Final Day. Well, I made it to Como, Italy—but not walking the entire distance from Chamonix, France as William Wordsworth and his friend Robert Jones did in 1790. I hopped on trains, busses, and boats in order to reach my final destination, and while all of this was good and fun, I’m disappointed to report that long-distance walking trails seem to be a thing of the past in northern Italy. My through-route became patchy after I crossed the Simplon Pass from Switzerland into Italy, but several sections of footpaths through France and Switzerland were simply unforgettable. The Col de Baume and the Col de la Forclaz stretches from Chamonix to Martigny were brilliant, as was the Simplon Pass (the absolute highlight of this journey).
Once I got to Como, I decided that I’d go out exploring on foot, even though I knew that I wasn’t able to walk a long distance to or fro. I picked a day route straight from Como’s city center, and it turned out to be an urban adventure through some side streets:
The footpath led up some steep switchbacks to the town of Brunate, which sits high above Como on a hill. A funicolare (cable car) also runs from Como to Brunate, and one of the footpaths zigzags right underneath it. I suppose lots of people take the funicolare up to get a glimpse, as I did, of Como from this scenic spot:
From Brunate, a fantastic woodsy trail continued at a gentle slope all the way to the summit of Montepiatto. I didn’t go all the way to Montepiatto’s summit, but instead took a sidetrip to another interesting natural feature called the Pietra Nariola. Basically, this was a big boulder you could stand upon and get the same view of Como as the one above.
I made it back to Como in time to do a little lounging around at the Villa Olmo pool…
…and the following morning, I took a train down to Milan station (below), where I connected to another train that took me back north to Switzerland and then west all the way home to Chamonix.

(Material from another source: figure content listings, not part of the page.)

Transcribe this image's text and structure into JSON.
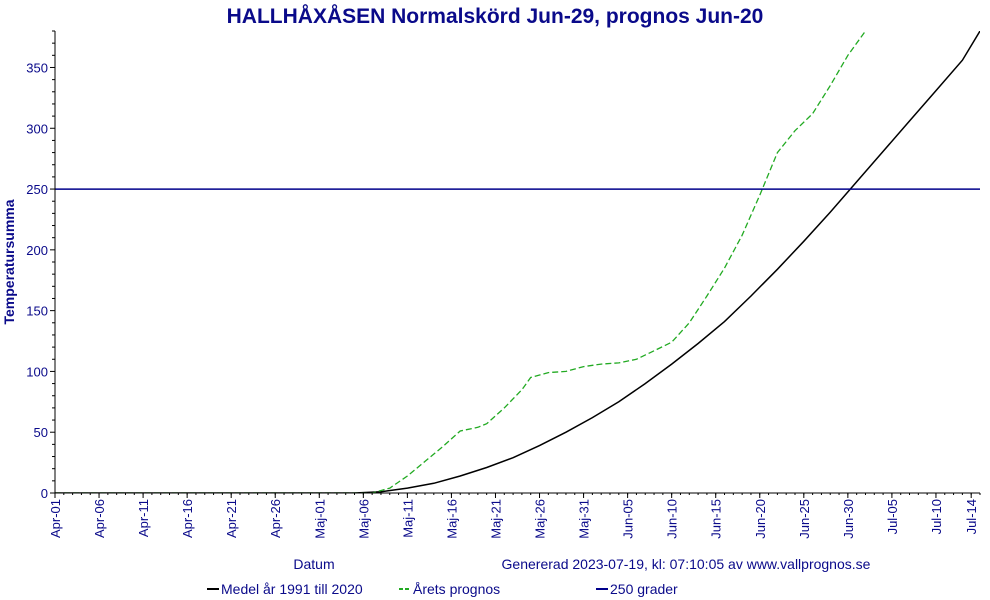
{
  "chart_data": {
    "type": "line",
    "title": "HALLHÅXÅSEN Normalskörd Jun-29, prognos Jun-20",
    "xlabel": "Datum",
    "ylabel": "Temperatursumma",
    "generated_text": "Genererad 2023-07-19, kl: 07:10:05 av www.vallprognos.se",
    "ylim": [
      0,
      380
    ],
    "yticks": [
      0,
      50,
      100,
      150,
      200,
      250,
      300,
      350
    ],
    "xlim": [
      "2023-04-01",
      "2023-07-15"
    ],
    "xticks": [
      {
        "date": "2023-04-01",
        "label": "Apr-01"
      },
      {
        "date": "2023-04-06",
        "label": "Apr-06"
      },
      {
        "date": "2023-04-11",
        "label": "Apr-11"
      },
      {
        "date": "2023-04-16",
        "label": "Apr-16"
      },
      {
        "date": "2023-04-21",
        "label": "Apr-21"
      },
      {
        "date": "2023-04-26",
        "label": "Apr-26"
      },
      {
        "date": "2023-05-01",
        "label": "Maj-01"
      },
      {
        "date": "2023-05-06",
        "label": "Maj-06"
      },
      {
        "date": "2023-05-11",
        "label": "Maj-11"
      },
      {
        "date": "2023-05-16",
        "label": "Maj-16"
      },
      {
        "date": "2023-05-21",
        "label": "Maj-21"
      },
      {
        "date": "2023-05-26",
        "label": "Maj-26"
      },
      {
        "date": "2023-05-31",
        "label": "Maj-31"
      },
      {
        "date": "2023-06-05",
        "label": "Jun-05"
      },
      {
        "date": "2023-06-10",
        "label": "Jun-10"
      },
      {
        "date": "2023-06-15",
        "label": "Jun-15"
      },
      {
        "date": "2023-06-20",
        "label": "Jun-20"
      },
      {
        "date": "2023-06-25",
        "label": "Jun-25"
      },
      {
        "date": "2023-06-30",
        "label": "Jun-30"
      },
      {
        "date": "2023-07-05",
        "label": "Jul-05"
      },
      {
        "date": "2023-07-10",
        "label": "Jul-10"
      },
      {
        "date": "2023-07-14",
        "label": "Jul-14"
      }
    ],
    "grid": false,
    "legend_position": "bottom",
    "series": [
      {
        "name": "Medel år 1991 till 2020",
        "color": "#000000",
        "style": "solid",
        "points": [
          [
            "2023-04-01",
            0
          ],
          [
            "2023-05-05",
            0
          ],
          [
            "2023-05-08",
            1
          ],
          [
            "2023-05-11",
            4
          ],
          [
            "2023-05-14",
            8
          ],
          [
            "2023-05-17",
            14
          ],
          [
            "2023-05-20",
            21
          ],
          [
            "2023-05-23",
            29
          ],
          [
            "2023-05-26",
            39
          ],
          [
            "2023-05-29",
            50
          ],
          [
            "2023-06-01",
            62
          ],
          [
            "2023-06-04",
            75
          ],
          [
            "2023-06-07",
            90
          ],
          [
            "2023-06-10",
            106
          ],
          [
            "2023-06-13",
            123
          ],
          [
            "2023-06-16",
            141
          ],
          [
            "2023-06-19",
            162
          ],
          [
            "2023-06-22",
            184
          ],
          [
            "2023-06-25",
            207
          ],
          [
            "2023-06-28",
            231
          ],
          [
            "2023-07-01",
            256
          ],
          [
            "2023-07-04",
            281
          ],
          [
            "2023-07-07",
            306
          ],
          [
            "2023-07-10",
            331
          ],
          [
            "2023-07-13",
            356
          ],
          [
            "2023-07-15",
            380
          ]
        ]
      },
      {
        "name": "Årets prognos",
        "color": "#22aa22",
        "style": "dashed",
        "points": [
          [
            "2023-04-01",
            0
          ],
          [
            "2023-05-07",
            0
          ],
          [
            "2023-05-09",
            4
          ],
          [
            "2023-05-11",
            14
          ],
          [
            "2023-05-13",
            26
          ],
          [
            "2023-05-15",
            38
          ],
          [
            "2023-05-17",
            51
          ],
          [
            "2023-05-19",
            54
          ],
          [
            "2023-05-20",
            57
          ],
          [
            "2023-05-22",
            70
          ],
          [
            "2023-05-24",
            85
          ],
          [
            "2023-05-25",
            95
          ],
          [
            "2023-05-27",
            99
          ],
          [
            "2023-05-29",
            100
          ],
          [
            "2023-05-31",
            104
          ],
          [
            "2023-06-02",
            106
          ],
          [
            "2023-06-04",
            107
          ],
          [
            "2023-06-06",
            110
          ],
          [
            "2023-06-08",
            117
          ],
          [
            "2023-06-10",
            124
          ],
          [
            "2023-06-12",
            140
          ],
          [
            "2023-06-14",
            162
          ],
          [
            "2023-06-16",
            185
          ],
          [
            "2023-06-18",
            212
          ],
          [
            "2023-06-20",
            245
          ],
          [
            "2023-06-22",
            280
          ],
          [
            "2023-06-24",
            298
          ],
          [
            "2023-06-26",
            312
          ],
          [
            "2023-06-28",
            335
          ],
          [
            "2023-06-30",
            360
          ],
          [
            "2023-07-02",
            380
          ]
        ]
      },
      {
        "name": "250 grader",
        "color": "#00008b",
        "style": "solid",
        "points": [
          [
            "2023-04-01",
            250
          ],
          [
            "2023-07-15",
            250
          ]
        ]
      }
    ]
  }
}
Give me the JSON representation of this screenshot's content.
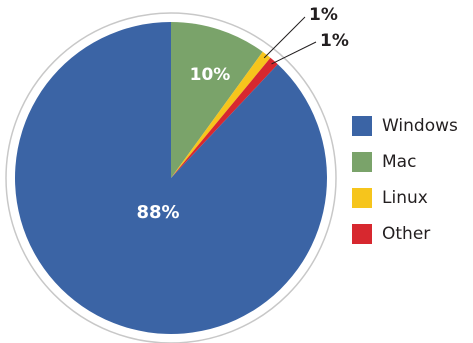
{
  "chart_data": {
    "type": "pie",
    "categories": [
      "Windows",
      "Mac",
      "Linux",
      "Other"
    ],
    "values": [
      88,
      10,
      1,
      1
    ],
    "slice_labels": [
      "88%",
      "10%",
      "1%",
      "1%"
    ],
    "colors": [
      "#3b64a5",
      "#7aa36a",
      "#f6c51c",
      "#d7282f"
    ],
    "title": "",
    "legend": {
      "position": "right",
      "entries": [
        "Windows",
        "Mac",
        "Linux",
        "Other"
      ]
    },
    "start_angle": "top, clockwise, Mac first",
    "outline_color": "#c8c8c8"
  }
}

In eight days, I covered a distance of around 210 miles. I was able to explore the modern landscapes that prompted William Wordsworth to write some of the most inspired poetry in the English language. I came home with raw feet and with a greater understanding of how adventurous Wordsworth and Jones were…they walked for fourteen weeks, after all, and then took a ferry back across the English Channel, where they returned like good lads to their studies at Cambridge.
Note: this post is the final one in a series of posts about my recent attempt to retrace William Wordsworth’s footsteps from Chamonix, France to Como, Italy on the walking holiday the poet took with his friend Robert Jones in 1790.